Is it slow/poor form to use the $in operator in MongoDB with a large array of possibilities?

posts.find({
    author : {
        $in : ['friend1','friend2','friend3'....'friend40'] 
    }
})

App Engine, for example, won't let you use more than 30 because they translate directly to one query per item in the IN array, and so instead force you into using their method for handling fan out. While that's probably the most efficient method in Mongo too, the code for it is significantly more complex so I'd prefer to just use this generic method.

Will Mongo execute these $in queries efficiently for reasonable-sized datasets?

Solution 1

It can be fairly efficient with small lists (hard to say what small is, but at least into the tens/hundreds) for $in. It does not work like app-engine since mongodb has actual btree indexes and isn't a column store like bigtable.

With $in it will skip around in the index to find the matching documents, or walk through the whole collection if there isn't an index to use.

Solution 2

Assuming you have created index on the author field, from algorithmic point of view, the time complexity of $in operation is: $(N*log(M)), where N is the length of input array and M is the size of the collection.

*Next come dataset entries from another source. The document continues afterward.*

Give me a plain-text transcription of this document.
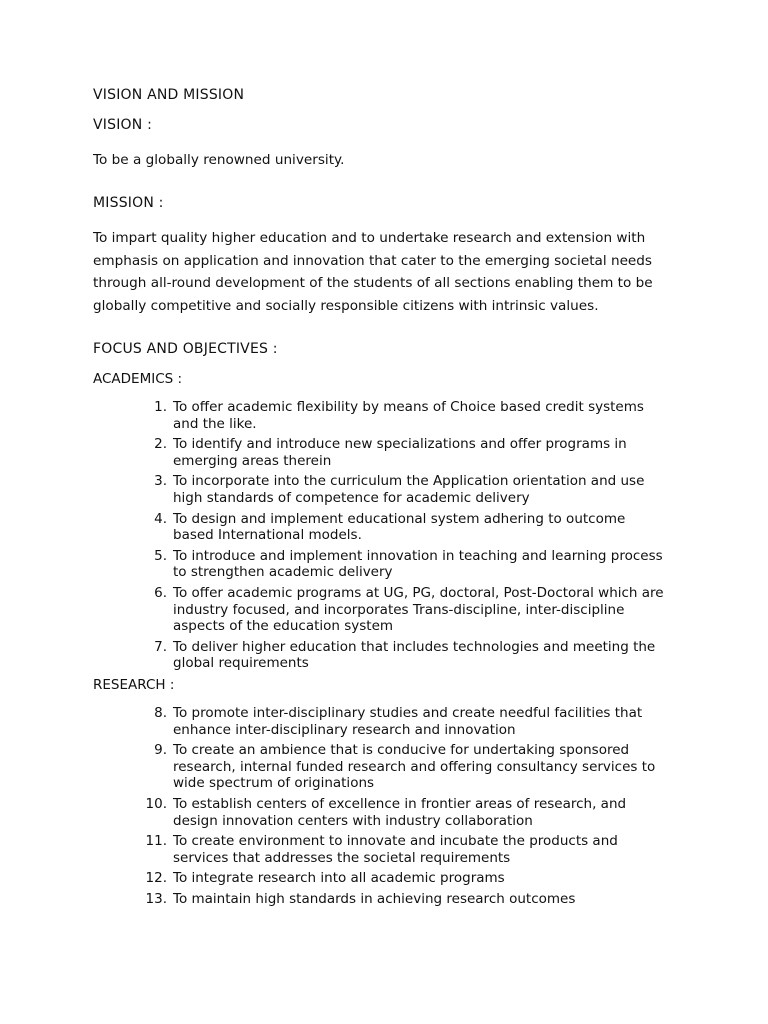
VISION AND MISSION
VISION :

To be a globally renowned university.

MISSION :

To impart quality higher education and to undertake research and extension with emphasis on application and innovation that cater to the emerging societal needs through all-round development of the students of all sections enabling them to be globally competitive and socially responsible citizens with intrinsic values.

FOCUS AND OBJECTIVES :
ACADEMICS :
1. To offer academic flexibility by means of Choice based credit systems and the like.
2. To identify and introduce new specializations and offer programs in emerging areas therein
3. To incorporate into the curriculum the Application orientation and use high standards of competence for academic delivery
4. To design and implement educational system adhering to outcome based International models.
5. To introduce and implement innovation in teaching and learning process to strengthen academic delivery
6. To offer academic programs at UG, PG, doctoral, Post-Doctoral which are industry focused, and incorporates Trans-discipline, inter-discipline aspects of the education system
7. To deliver higher education that includes technologies and meeting the global requirements
RESEARCH :
8. To promote inter-disciplinary studies and create needful facilities that enhance inter-disciplinary research and innovation
9. To create an ambience that is conducive for undertaking sponsored research, internal funded research and offering consultancy services to wide spectrum of originations
10. To establish centers of excellence in frontier areas of research, and design innovation centers with industry collaboration
11. To create environment to innovate and incubate the products and services that addresses the societal requirements
12. To integrate research into all academic programs
13. To maintain high standards in achieving research outcomes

The time complexity of $in operation will not change unless you change a database (Though I don't think any db can break O(N*log(M))).

However, from engineering point of view, if N goes to a big number, it is better to let your business logic server to simulate the $in operation, either by batch or one-by-one.

This is simply because: memory in database servers is way more valuable than the memory in business logic servers.

Solution 3

If you build an index (ensureIndex) on the list element, it should be pretty quick.

Have you tried using explain()? Its a good, built-in way to profile your queries: http://www.mongodb.org/display/DOCS/Indexing+Advice+and+FAQ#IndexingAdviceandFAQ-Use%7B%7Bexplain%7D%7D.